Where would I have been in this: Fearful? Agreeable?

The scourging does not appease the crowd and they lead Jesus on the Via Dolorosa. No doubt the soldiers take the longest route so that as many people as possible might view the scene, deterring any thoughts of interference. Jesus hangs on the cross to die slowly ... from His loss of blood, pain from His wounds and the flies and gnats attracted to His sweat and blood in the semi-tropical climate. In God Still Speaks: Listen! Fr. Harold Buetow writes: “Jesus had unflinchingly borne all the lethal mixture of evil of which human beings are capable: betrayal, prejudice, denial, fickleness, misunderstanding, indifference, hardness, avarice, jealousy, ignorance and brutality. He had fully experienced sadness, loneliness, abandonment, and physical pain. In this low point He met His heavenly Father. He had endured suffering for God’s sake; He was now liberated from it and was able to thank God for it. When it was Jesus’ time to surrender His spirit to His Father, He died, the world’s most celebrated case of capital punishment.”

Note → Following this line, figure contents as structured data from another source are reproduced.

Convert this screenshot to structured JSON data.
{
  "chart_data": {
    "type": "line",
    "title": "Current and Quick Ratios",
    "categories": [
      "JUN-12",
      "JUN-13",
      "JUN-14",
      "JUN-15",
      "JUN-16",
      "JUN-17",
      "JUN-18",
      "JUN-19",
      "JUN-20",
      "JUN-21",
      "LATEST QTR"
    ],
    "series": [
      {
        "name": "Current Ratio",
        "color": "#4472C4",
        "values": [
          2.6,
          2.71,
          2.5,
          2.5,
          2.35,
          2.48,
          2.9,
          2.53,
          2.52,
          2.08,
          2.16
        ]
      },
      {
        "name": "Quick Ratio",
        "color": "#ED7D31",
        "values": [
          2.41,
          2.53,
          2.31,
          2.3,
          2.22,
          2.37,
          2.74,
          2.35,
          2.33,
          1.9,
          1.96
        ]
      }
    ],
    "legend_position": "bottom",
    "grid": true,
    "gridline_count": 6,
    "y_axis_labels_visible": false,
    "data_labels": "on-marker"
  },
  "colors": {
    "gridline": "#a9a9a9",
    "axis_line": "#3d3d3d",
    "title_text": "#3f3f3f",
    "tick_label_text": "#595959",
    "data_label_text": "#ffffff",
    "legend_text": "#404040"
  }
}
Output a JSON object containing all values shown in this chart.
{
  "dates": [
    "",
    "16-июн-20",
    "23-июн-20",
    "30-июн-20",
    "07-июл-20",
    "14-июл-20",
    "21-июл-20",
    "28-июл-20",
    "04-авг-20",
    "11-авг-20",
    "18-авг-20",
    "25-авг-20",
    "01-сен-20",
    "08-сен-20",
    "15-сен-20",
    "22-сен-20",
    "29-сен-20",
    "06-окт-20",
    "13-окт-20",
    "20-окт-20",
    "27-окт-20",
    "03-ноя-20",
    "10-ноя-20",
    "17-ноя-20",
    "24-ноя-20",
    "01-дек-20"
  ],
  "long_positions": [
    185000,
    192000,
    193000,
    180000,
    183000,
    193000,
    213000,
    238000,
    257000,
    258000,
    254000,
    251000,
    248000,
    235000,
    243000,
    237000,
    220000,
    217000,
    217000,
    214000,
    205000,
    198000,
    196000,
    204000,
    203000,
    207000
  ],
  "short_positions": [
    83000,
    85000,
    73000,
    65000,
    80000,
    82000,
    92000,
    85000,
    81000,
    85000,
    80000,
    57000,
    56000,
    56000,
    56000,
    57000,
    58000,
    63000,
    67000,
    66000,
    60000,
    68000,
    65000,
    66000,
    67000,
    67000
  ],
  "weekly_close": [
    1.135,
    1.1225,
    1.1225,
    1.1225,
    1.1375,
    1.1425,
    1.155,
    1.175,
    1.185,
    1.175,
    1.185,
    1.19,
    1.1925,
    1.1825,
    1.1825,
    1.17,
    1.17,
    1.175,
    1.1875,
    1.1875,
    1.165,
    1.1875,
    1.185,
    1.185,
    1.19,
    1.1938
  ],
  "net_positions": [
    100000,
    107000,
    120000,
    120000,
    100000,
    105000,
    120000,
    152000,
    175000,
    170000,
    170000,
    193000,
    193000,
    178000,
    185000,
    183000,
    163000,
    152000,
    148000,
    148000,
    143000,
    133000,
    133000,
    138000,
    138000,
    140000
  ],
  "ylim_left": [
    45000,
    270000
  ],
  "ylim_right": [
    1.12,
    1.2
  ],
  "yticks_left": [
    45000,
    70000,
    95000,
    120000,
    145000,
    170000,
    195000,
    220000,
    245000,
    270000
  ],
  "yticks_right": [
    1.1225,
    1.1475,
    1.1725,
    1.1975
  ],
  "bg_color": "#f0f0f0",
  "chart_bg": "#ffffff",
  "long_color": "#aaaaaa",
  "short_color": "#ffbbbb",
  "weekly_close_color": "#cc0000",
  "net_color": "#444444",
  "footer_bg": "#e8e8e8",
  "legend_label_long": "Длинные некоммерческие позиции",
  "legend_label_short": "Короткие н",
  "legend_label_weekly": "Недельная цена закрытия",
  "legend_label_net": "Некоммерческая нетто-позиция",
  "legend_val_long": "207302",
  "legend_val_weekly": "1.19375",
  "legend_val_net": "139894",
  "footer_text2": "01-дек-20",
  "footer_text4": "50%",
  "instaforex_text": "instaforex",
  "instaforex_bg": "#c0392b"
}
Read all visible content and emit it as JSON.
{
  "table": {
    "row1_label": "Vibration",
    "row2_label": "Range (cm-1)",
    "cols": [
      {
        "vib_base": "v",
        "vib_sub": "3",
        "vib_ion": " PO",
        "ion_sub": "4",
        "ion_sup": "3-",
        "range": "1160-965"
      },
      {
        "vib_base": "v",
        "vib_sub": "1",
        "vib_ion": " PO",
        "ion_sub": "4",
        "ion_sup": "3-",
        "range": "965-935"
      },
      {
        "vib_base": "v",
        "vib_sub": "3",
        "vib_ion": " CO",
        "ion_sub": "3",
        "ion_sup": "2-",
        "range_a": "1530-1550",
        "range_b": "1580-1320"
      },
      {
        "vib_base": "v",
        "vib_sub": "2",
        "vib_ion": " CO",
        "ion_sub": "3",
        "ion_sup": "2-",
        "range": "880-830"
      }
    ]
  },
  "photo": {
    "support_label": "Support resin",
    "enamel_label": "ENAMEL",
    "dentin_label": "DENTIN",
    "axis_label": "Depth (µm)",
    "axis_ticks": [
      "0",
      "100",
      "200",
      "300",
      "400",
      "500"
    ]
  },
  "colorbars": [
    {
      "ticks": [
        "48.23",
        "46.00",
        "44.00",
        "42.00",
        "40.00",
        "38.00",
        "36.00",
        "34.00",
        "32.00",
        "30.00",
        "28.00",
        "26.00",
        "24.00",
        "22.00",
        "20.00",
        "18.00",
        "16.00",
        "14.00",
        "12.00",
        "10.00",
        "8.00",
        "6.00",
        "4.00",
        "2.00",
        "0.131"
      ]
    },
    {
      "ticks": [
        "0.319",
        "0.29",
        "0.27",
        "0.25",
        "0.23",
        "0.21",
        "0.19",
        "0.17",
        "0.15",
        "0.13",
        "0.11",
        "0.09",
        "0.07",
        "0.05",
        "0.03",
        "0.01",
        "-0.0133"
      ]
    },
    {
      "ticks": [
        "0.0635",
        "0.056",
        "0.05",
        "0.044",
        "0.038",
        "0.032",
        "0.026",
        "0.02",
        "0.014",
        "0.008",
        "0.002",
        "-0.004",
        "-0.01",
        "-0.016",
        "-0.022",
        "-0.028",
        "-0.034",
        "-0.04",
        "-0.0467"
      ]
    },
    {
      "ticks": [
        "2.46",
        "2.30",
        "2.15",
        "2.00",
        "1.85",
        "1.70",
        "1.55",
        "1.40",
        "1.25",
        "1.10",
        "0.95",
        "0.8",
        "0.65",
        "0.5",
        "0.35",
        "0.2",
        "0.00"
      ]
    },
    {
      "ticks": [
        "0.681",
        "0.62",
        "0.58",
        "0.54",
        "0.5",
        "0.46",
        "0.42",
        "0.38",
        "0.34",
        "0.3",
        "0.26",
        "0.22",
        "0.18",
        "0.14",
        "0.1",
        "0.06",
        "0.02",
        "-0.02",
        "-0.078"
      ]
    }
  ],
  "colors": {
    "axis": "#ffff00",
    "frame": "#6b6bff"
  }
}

He died for me and you. He died because we really had to understand how much God loves us all the time. He didn’t suffer to take away my suffering or yours. He died to redeem me and you. He died to show us love and how to live love. The famous Catholic French poet Paul Claudel wrote: “Jesus did not come to explain away suffering or to remove it. He came to fill it with His presence.” That is how much He loves me and you.

So I reflect on:
  • Is death an ending or a beginning? Why does death seem so frightening?
  • For a heart of innocence, what could be so breathtaking about the death of Jesus?
  • I take time to read Matthew 26:24-27:66 as if I had never heard it before. What resonates with me?
  • Where did Jesus get the strength to get through each day? Where do I?
Sacred Space 2020 states:

“People expected the Messiah to be a hero figure — one whom Elijah would miraculously deliver at the last minute. Indeed, if Jesus had been delivered from the cross, no doubt the religious leaders who put Him there would have proclaimed Him the Messiah. But Jesus is not a savior who delivers Himself from the reality humanity must face. His life demonstrated the holy nature — made in God’s image — of the human race. And Jesus of Nazareth would make redemptive even the act of dying.

“Watch the scene here:  the death of the good man. Allow yourself to be touched by it; let Jesus die for you and for all. Then look at the one guarding the cross — the one who says that this Man was God’s Son. In prayers express your belief and faith in this truth.”